La cavalerie de Gengis-Khan foule le fatal territoire de l’Éden. Les deux arbres funestes de ce verger font songer de tous les arbres sinistres et remarquables, comme celui qui retint aux cheveux l’Absalon fugitif et rebelle ; et cet autre, où se vint pendre le traître le plus célèbre d’entre les traîtres innombrables de l’Histoire. Et des arbres, passant aux plantes, paraissent le Lotos des Égyptiens, et leur papyrus, non loin du calame, tous deux détestables fauteurs de la facilité d’écrire…

La Faune de mon ORIENT n’est pas moins riche que la Flore en espèces admirables, dont certaines se réduisent à un exemplaire unique dans les fastes des âges vagues. Voici l’ibis, le lynx, le chat, le crocodile rieur ; le cheval pur et le faucon de l’Arabie, et le lévrier du désert qui distance jusqu’à la tortue qu’Achille même ne put vaincre.

Quelle multitude d’animaux redoutables ou savants, ou chargés de missions importantes… Le simorg, la perçante licorne, propices l’un et l’autre aux arts décoratifs ; le poisson babylonien dont le fiel « guérit l’œil mort du vieux Tobie », comme parle Victor Hugo ; l’énorme cétacé, qui transporte dans son estomac, passagers effarés qu’il ne distingue guère, Jonas le prophète et Sindbad le Marin ; le marsouin d’Arion et la chouette de Pallas, sans parler du Serpent qui discute et suggère, de celui qui s’enroule aux pythies, du Sphinx qui interroge, du Taureau qui impose son amour, de l’Oiseau Roc, de l’Aigle de l’Olympe, du Corbeau qui alimente les Prophètes, de la Sauterelle dont ils se sustentent, des Dragons variés qui surveillent les Andromèdes, causent le trépas des Hippolytes, se font exterminer par les Persée, les Bellérophons, les Saints Georges, les Dieudonné de Gozon… J’allais oublier les terribles lions d’Assyrie et celui de Némée, et les pieuvres de Crète, et l’Hydre, et les sordides volatiles du lac Stymphale… Devrais-je enfin, en cet âge de fer et de feu, omettre, d’une part, ces cochons gonflés de démons dont l’immonde troupeau fut envoyé à la noyade, et d’autre part, la colombe couleur d’aurore, au bec porteur d’un rameau d’olivier, qui de l’Arche s’envole, et répand sur la terre réconciliée, l’espérance de jours limpides et d’une bienheureuse jouissance du calme universel et de la mansuétude généralisée ?

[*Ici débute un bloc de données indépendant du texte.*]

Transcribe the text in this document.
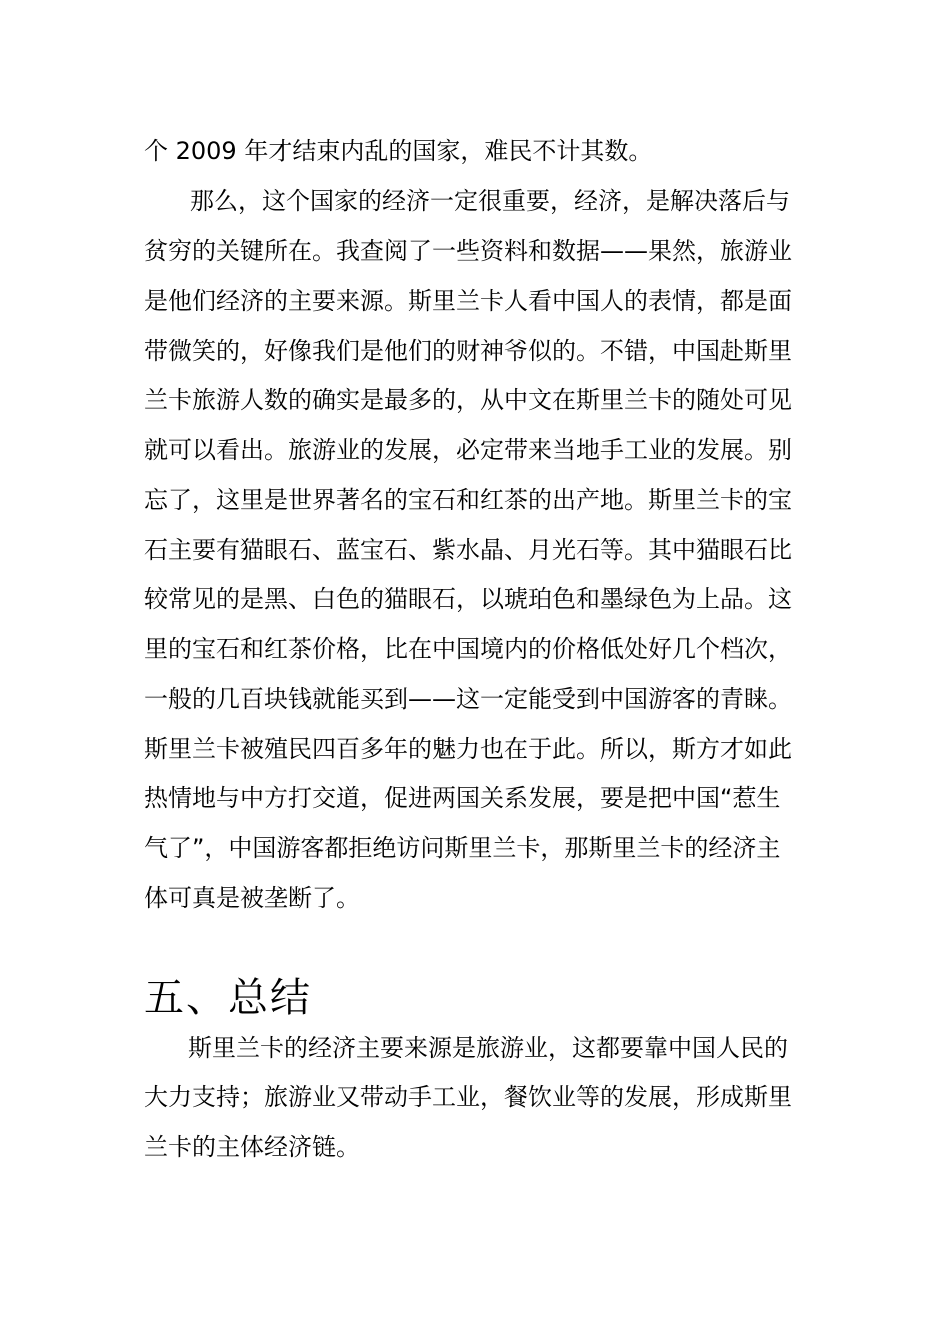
个 2009 年才结束内乱的国家，难民不计其数。
那么，这个国家的经济一定很重要，经济，是解决落后与
贫穷的关键所在。我查阅了一些资料和数据——果然，旅游业
是他们经济的主要来源。斯里兰卡人看中国人的表情，都是面
带微笑的，好像我们是他们的财神爷似的。不错，中国赴斯里
兰卡旅游人数的确实是最多的，从中文在斯里兰卡的随处可见
就可以看出。旅游业的发展，必定带来当地手工业的发展。别
忘了，这里是世界著名的宝石和红茶的出产地。斯里兰卡的宝
石主要有猫眼石、蓝宝石、紫水晶、月光石等。其中猫眼石比
较常见的是黑、白色的猫眼石，以琥珀色和墨绿色为上品。这
里的宝石和红茶价格，比在中国境内的价格低处好几个档次，
一般的几百块钱就能买到——这一定能受到中国游客的青睐。
斯里兰卡被殖民四百多年的魅力也在于此。所以，斯方才如此
热情地与中方打交道，促进两国关系发展，要是把中国“惹生
气了”，中国游客都拒绝访问斯里兰卡，那斯里兰卡的经济主
体可真是被垄断了。
五、总结
斯里兰卡的经济主要来源是旅游业，这都要靠中国人民的
大力支持；旅游业又带动手工业，餐饮业等的发展，形成斯里
兰卡的主体经济链。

Le nombre de toutes ces bêtes, singulières ou non, doit se multiplier par leurs emplois, car la poésie, les arts plastiques, la philologie, l’exégèse, l’archéologie, la science des religions, et même l’histoire naturelle, paléontologie ou zoologie en font état, chacune selon sa méthode.

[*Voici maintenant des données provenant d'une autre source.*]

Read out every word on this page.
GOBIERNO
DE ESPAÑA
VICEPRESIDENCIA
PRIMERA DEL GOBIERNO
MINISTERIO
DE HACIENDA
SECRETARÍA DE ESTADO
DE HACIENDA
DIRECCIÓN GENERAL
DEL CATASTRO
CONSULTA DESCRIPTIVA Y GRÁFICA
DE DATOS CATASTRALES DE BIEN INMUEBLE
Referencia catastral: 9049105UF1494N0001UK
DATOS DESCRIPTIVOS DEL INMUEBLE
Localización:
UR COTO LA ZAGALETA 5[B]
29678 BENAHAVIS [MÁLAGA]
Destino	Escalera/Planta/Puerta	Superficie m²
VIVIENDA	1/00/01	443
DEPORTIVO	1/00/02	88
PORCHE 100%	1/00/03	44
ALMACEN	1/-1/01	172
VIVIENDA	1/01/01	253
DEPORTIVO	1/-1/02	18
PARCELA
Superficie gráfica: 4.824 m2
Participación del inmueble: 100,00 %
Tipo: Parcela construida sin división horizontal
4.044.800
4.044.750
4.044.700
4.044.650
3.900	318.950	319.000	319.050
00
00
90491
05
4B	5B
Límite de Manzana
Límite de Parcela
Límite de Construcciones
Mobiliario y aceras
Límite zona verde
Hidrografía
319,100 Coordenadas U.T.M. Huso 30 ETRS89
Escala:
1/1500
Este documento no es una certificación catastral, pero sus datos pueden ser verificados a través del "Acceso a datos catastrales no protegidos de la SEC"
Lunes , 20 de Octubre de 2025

Je ne les ai évoquées que pour faire sentir, sur un point particulier, par la confusion d’une ménagerie mentale improvisée, l’incroyable richesse de la vie dans le polygone ORIENT. Je dis bien : de la vie, quoique plus d’un animal cité plus haut appartienne au genre des mythes. Mais si la Fable n’est pas la Vie, la génération de la Fable est l’un des actes de la Vie qui en démontrent le plus fortement la puissance. Elle manifeste qu’au milieu même de la nature la plus féconde en productions, l’homme ne peut se tenir d’ajouter sa création propre à la quantité des créatures données : il prend des ailes à l’aigle et son corps au lion ; il ajuste au torse de la femme une queue de poisson ; il donne la parole à l’âne et au reptile ; il combine les machines, les armes, les organes de perception ou de défense qu’il observe dans les êtres, tellement que l’on pourrait isoler et définir un art de composer le bestiaire fabuleux, de construire le centaure, les khérubim, le griffon et l’hircocerf, tels qu’on les trouve à travers les siècles, dans toutes les parties de notre ORIENT.

Mais au travers de cette riche divagation créatrice, et parmi

  1. Cet essai a paru dans la revue Verve (No 3, Été 1938).